Jay's family connections had great influence on his later career. His grandfather was a French Huguenot who escaped from prison and fled Catholic persecution to America. Jay consequently distrusted Catholicism and the French nation throughout his life and diplomatic service. Jay's politics also reflected those of his extended family. The Jay, Van Cortlandt, and Livingston families were among the minority of New York aristocrats who sided with the Whigs during the Revolution.
Jay himself was not an early convert to the Whig cause. He graduated from King's College (later Columbia University) in 1764, clerked in the office of a prominent Tory lawyer, and was admitted to the bar in 1768. He remained aloof from politics until his marriage in 1774 and defended Whig and Tory clients without prejudice. Then, in 1774, he was elected to the committee of correspondence in New York City to plan resistance against Parliamentary taxation measures. Shortly thereafter, that committee nominated him to be one of five New York delegates to the First Continental Congress.

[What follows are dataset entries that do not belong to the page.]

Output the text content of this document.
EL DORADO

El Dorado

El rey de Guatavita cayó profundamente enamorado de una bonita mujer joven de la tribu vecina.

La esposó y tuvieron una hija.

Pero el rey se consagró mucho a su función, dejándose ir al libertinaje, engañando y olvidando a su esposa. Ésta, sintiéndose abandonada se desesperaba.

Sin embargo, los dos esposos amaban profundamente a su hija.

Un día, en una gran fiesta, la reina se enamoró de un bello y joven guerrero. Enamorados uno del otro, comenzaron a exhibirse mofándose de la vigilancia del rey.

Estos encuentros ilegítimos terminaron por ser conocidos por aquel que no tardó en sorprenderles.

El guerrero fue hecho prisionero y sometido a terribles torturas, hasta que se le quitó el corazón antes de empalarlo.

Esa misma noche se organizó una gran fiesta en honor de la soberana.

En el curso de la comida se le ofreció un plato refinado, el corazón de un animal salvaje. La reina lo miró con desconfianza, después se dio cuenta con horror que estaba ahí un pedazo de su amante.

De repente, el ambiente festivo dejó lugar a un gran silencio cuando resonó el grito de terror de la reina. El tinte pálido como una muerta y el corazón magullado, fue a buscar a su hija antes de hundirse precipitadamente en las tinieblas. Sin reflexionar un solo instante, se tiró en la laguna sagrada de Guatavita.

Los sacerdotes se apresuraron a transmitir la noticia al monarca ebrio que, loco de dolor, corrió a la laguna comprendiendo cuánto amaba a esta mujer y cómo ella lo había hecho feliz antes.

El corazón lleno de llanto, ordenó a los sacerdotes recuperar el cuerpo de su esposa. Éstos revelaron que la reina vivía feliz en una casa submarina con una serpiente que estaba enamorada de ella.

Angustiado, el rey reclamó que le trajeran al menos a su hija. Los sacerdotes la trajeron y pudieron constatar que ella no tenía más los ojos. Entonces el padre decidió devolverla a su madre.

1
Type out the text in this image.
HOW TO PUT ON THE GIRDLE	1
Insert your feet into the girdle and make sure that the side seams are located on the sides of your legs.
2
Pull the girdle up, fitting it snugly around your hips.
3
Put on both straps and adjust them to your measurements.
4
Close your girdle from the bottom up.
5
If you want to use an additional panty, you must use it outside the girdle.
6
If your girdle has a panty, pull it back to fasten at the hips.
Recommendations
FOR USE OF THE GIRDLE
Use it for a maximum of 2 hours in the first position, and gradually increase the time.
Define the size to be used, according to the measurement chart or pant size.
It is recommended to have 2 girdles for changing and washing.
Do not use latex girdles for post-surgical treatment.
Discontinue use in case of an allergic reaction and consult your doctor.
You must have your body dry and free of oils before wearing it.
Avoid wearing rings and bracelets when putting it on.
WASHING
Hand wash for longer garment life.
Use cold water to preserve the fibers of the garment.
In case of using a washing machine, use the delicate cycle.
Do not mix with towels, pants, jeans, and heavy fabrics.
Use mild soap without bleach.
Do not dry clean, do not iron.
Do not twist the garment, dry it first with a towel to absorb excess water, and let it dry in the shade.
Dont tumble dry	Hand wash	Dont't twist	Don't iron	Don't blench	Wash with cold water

Jay generally resisted the more radical measures of the Continental Congress, but once the Congress passed resolutions denouncing the Parliamentary actions as unconstitutional and recommended trade sanctions against Great Britain, Jay drafted Congress's Address to the People of Great Britain to justify those actions. In the Second Continental Congress that began meeting in 1775, Jay pursued the same course of conduct. He sought to moderate the Congress's reaction to the hostilities at Lexington and Concord, but he acceded to the request of his fellow dele-gates and wrote an appeal to the Canadians to join the American colonial rebellion.